Implications of Public Domain Sharing Requirement:

  • Requiring solutions or papers to be shared publicly aims to foster open collaboration and knowledge dissemination within the AI community.
  • Top scorers contributing their approaches will advance collective understanding in tackling complex benchmarks like ARC.

ARC-AGI Prize Competition Details:

  • The ARC-AGI Prize competition will award a significant $1,000,000 prize to the top progress prize by the end of November.
  • Between December and February, knowledge from top scores and approaches used by participants will be shared to align the community with advancements.
  • The contest aims to run annually until achieving an ambitious 85% success rate.

Approaches in AI Progress - Deep Learning vs.
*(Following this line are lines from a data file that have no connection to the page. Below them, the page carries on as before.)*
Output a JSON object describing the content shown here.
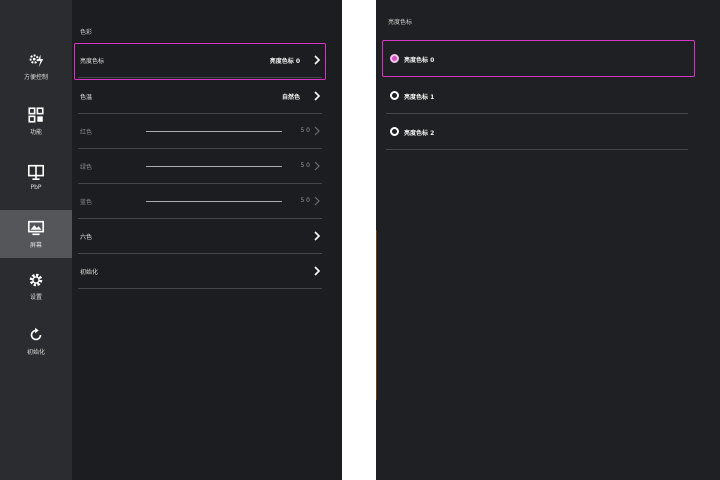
{
  "left_screen": {
    "sidebar": {
      "items": [
        {
          "label": "方便控制",
          "icon": "gear-bolt-icon",
          "active": false
        },
        {
          "label": "功能",
          "icon": "grid-icon",
          "active": false
        },
        {
          "label": "PbP",
          "icon": "pbp-icon",
          "active": false
        },
        {
          "label": "屏幕",
          "icon": "monitor-icon",
          "active": true
        },
        {
          "label": "设置",
          "icon": "gear-icon",
          "active": false
        },
        {
          "label": "初始化",
          "icon": "reset-icon",
          "active": false
        }
      ]
    },
    "section_title": "色彩",
    "rows": [
      {
        "label": "亮度色标",
        "value": "亮度色标 0",
        "focused": true
      },
      {
        "label": "色温",
        "value": "自然色"
      },
      {
        "label": "红色",
        "number": "5 0",
        "slider": true,
        "dim": true
      },
      {
        "label": "绿色",
        "number": "5 0",
        "slider": true,
        "dim": true
      },
      {
        "label": "蓝色",
        "number": "5 0",
        "slider": true,
        "dim": true
      },
      {
        "label": "六色"
      },
      {
        "label": "初始化"
      }
    ]
  },
  "right_screen": {
    "title": "亮度色标",
    "options": [
      {
        "label": "亮度色标 0",
        "selected": true
      },
      {
        "label": "亮度色标 1",
        "selected": false
      },
      {
        "label": "亮度色标 2",
        "selected": false
      }
    ]
  },
  "colors": {
    "focus_border": "#d935c4",
    "sidebar_bg": "#2b2c2f",
    "active_bg": "#55565a",
    "screen_bg": "#1c1d20"
  }
}
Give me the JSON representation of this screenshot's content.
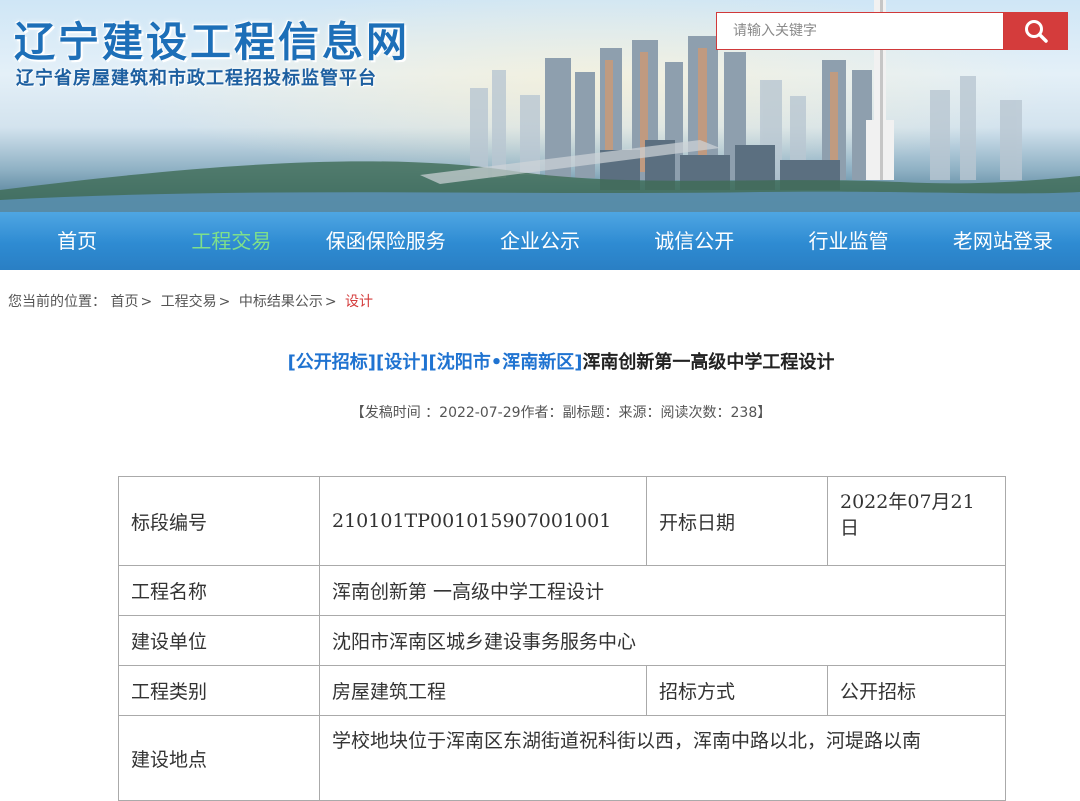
{
  "site": {
    "title": "辽宁建设工程信息网",
    "subtitle": "辽宁省房屋建筑和市政工程招投标监管平台"
  },
  "search": {
    "placeholder": "请输入关键字",
    "icon": "search-icon"
  },
  "colors": {
    "nav_bg": "#2e8bd2",
    "nav_active": "#7fe08a",
    "accent_red": "#d43c3c",
    "tag_blue": "#1f73d1"
  },
  "nav": {
    "items": [
      {
        "label": "首页",
        "active": false
      },
      {
        "label": "工程交易",
        "active": true
      },
      {
        "label": "保函保险服务",
        "active": false
      },
      {
        "label": "企业公示",
        "active": false
      },
      {
        "label": "诚信公开",
        "active": false
      },
      {
        "label": "行业监管",
        "active": false
      },
      {
        "label": "老网站登录",
        "active": false
      }
    ]
  },
  "breadcrumb": {
    "prefix": "您当前的位置：",
    "items": [
      "首页",
      "工程交易",
      "中标结果公示"
    ],
    "separator": ">",
    "current": "设计"
  },
  "article": {
    "tags": [
      "[公开招标]",
      "[设计]",
      "[沈阳市•浑南新区]"
    ],
    "title": "浑南创新第一高级中学工程设计",
    "meta": "【发稿时间 ：2022-07-29作者：副标题：来源：阅读次数：238】"
  },
  "table": {
    "section_no_label": "标段编号",
    "section_no": "210101TP001015907001001",
    "open_date_label": "开标日期",
    "open_date": "2022年07月21日",
    "project_name_label": "工程名称",
    "project_name": "浑南创新第 一高级中学工程设计",
    "builder_label": "建设单位",
    "builder": "沈阳市浑南区城乡建设事务服务中心",
    "category_label": "工程类别",
    "category": "房屋建筑工程",
    "bid_method_label": "招标方式",
    "bid_method": "公开招标",
    "location_label": "建设地点",
    "location": "学校地块位于浑南区东湖街道祝科街以西，浑南中路以北，河堤路以南"
  }
}
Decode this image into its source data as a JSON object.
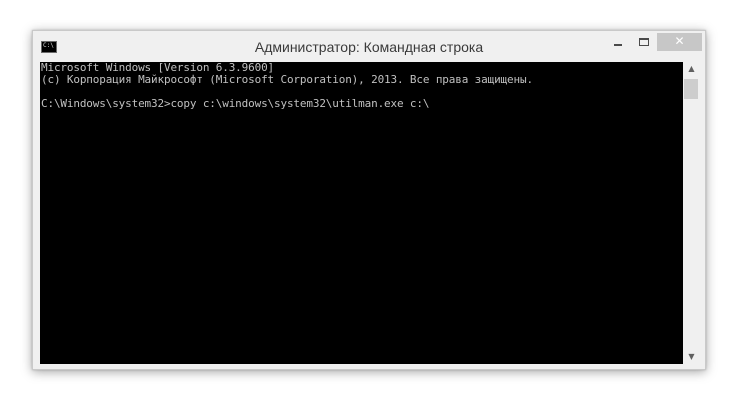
{
  "window": {
    "title": "Администратор: Командная строка",
    "icon": "console-icon",
    "icon_glyph": "C:\\"
  },
  "titlebar_buttons": {
    "minimize_icon": "minimize-icon",
    "maximize_icon": "maximize-icon",
    "close_icon": "close-icon",
    "close_glyph": "✕"
  },
  "console": {
    "lines": [
      "Microsoft Windows [Version 6.3.9600]",
      "(c) Корпорация Майкрософт (Microsoft Corporation), 2013. Все права защищены.",
      "",
      "C:\\Windows\\system32>copy c:\\windows\\system32\\utilman.exe c:\\"
    ],
    "background_color": "#000000",
    "text_color": "#c0c0c0"
  },
  "scrollbar": {
    "up_glyph": "▲",
    "down_glyph": "▼"
  }
}
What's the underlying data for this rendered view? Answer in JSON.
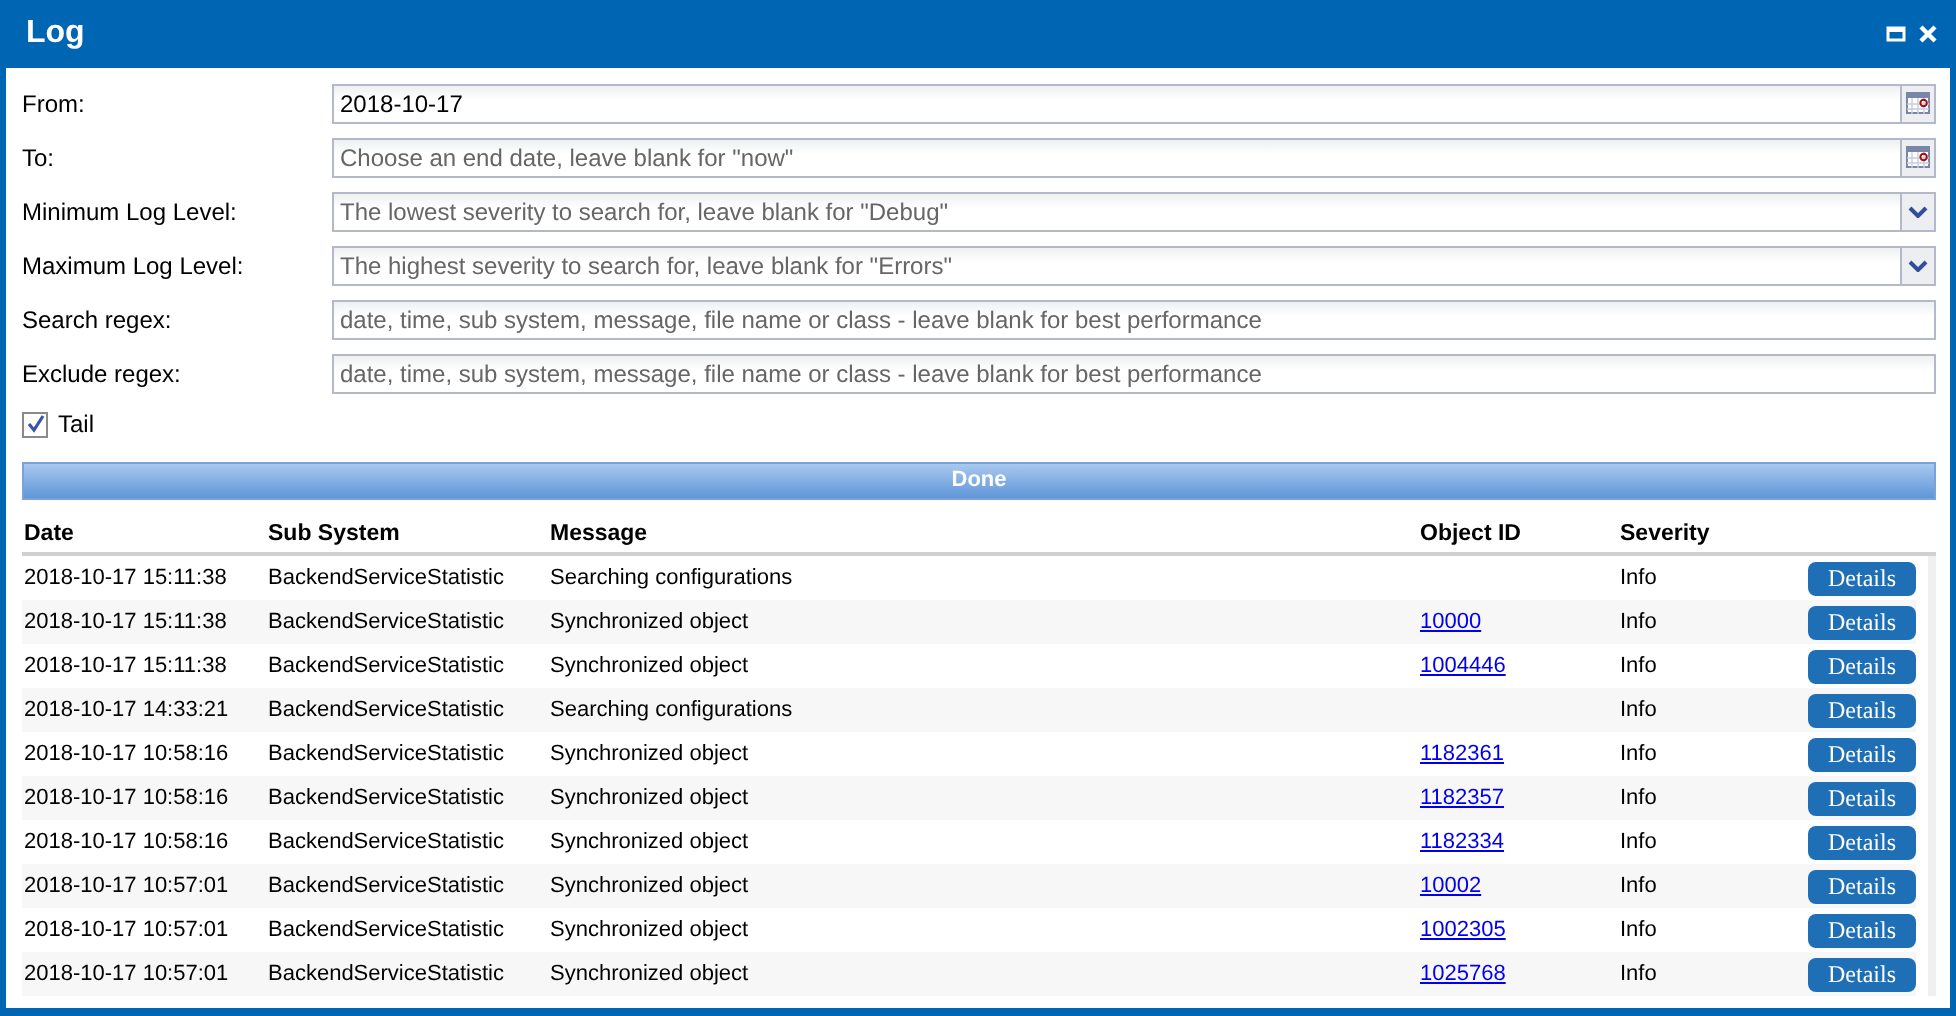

Program Synthesis:

  • Different benchmarks like MML show varying levels of saturation where models quickly reach their limits.
  • Jack Cole's innovative approach involves active inference and test-time fine-tuning in LLMs for program synthesis.
  • Contrasting discrete program search with LLM approach reveals deep recombination with small primitive programs versus shallow recombination with millions of building blocks in LLMs.
  • Balancing memorization and deep search is crucial for maximizing compute cycles effectively in advancing AI capabilities.

Challenges and Evolution of ARC Benchmark:

  • Francois Chollet acknowledges flaws in the current ARC benchmark due to redundancy and lack of novelty in tasks.
  • Plans are underway to release an updated version (ARC2) later this year with improvements based on past learnings.
  • Consideration is given to making the old private test set available through a query-based API server to prevent unintentional training on data.

Core Knowledge Acquisition and Intelligence:

  • Core knowledge can be learned through experience but is also partially innate, acquired mainly during early childhood years.
  • Humans possess core knowledge that includes basic physics principles like trajectories or bouncing patterns observed throughout life.

Future Prospects and Transparency in AGI Development:

  • The ARC competition aims to accelerate progress towards AGI by encouraging public sharing of meaningful advancements.
  • Disaggregating bets on open-source solutions versus scaling hypothesis helps understand actual limits of compute power required for AGI development.
  • Continuous evolution of the competition rules based on feedback ensures alignment with community needs.

Accessing ARC Prize Information:

  • Interested individuals can visit ArcPrize.org for more details about participating in the competition offering a one million dollar prize.